Like most long holidays, the trip also delivered a few unexpected moments.

During a rugged four wheel drive excursion in the Falklands to visit king penguins, the rough terrain proved too much for the ship captain’s vehicle, which became bogged in the middle of the journey.

“That was funny for us but probably not for him,” Roe said.

Then there were the people they met along the way.

One casual conversation with an Irish couple at a bar onboard eventually turned into nightly games and long conversations, before Roe and her new friend Mags discovered they shared not only the exact same birthday, but the same birth year as well, born only hours apart on opposite sides of the world.

“How amazing is that?” Roe said.

Despite visiting one of the coldest places on Earth, Roe admits they probably overpacked thermals, discovering much of the ship itself stayed surprisingly warm.

If anything, she joked, they needed more lightweight clothes for onboard life than heavy Antarctic layers.

Still, the experience left such an impression that Roe has little hesitation when asked what advice she would give other Starts at 60 readers considering Antarctica.

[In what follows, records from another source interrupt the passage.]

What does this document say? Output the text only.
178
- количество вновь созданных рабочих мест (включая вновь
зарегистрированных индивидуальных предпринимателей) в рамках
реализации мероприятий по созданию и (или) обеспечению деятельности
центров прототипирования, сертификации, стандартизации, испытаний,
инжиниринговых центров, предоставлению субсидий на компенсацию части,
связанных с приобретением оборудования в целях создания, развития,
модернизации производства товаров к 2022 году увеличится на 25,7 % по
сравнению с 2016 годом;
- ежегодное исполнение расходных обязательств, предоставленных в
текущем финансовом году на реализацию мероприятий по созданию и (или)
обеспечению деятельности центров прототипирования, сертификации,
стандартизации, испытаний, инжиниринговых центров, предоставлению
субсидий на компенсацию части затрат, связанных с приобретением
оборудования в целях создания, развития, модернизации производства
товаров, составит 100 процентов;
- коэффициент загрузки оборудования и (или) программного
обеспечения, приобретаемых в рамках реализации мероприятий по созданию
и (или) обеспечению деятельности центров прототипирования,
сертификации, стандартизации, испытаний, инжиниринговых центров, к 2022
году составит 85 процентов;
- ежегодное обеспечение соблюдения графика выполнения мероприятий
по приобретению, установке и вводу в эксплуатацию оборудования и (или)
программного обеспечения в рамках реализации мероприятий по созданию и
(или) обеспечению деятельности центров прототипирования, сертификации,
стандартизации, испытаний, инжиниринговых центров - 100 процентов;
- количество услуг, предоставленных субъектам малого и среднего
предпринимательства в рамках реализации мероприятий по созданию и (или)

“Don’t think of the price,” she said.

“Just do it.”

Even after four and a half months of travel last year, the couple are not slowing down anytime soon. A Queensland caravan trip is already planned for later this year, while Spain, Portugal, southern France and Italy are firmly in their sights for next year.

But for now, it is Antarctica that still lingers most vividly in Roe’s mind, the silence, the whales, the penguins and those moments where the ship stood still among towering walls of ice in one of the most remote places on Earth.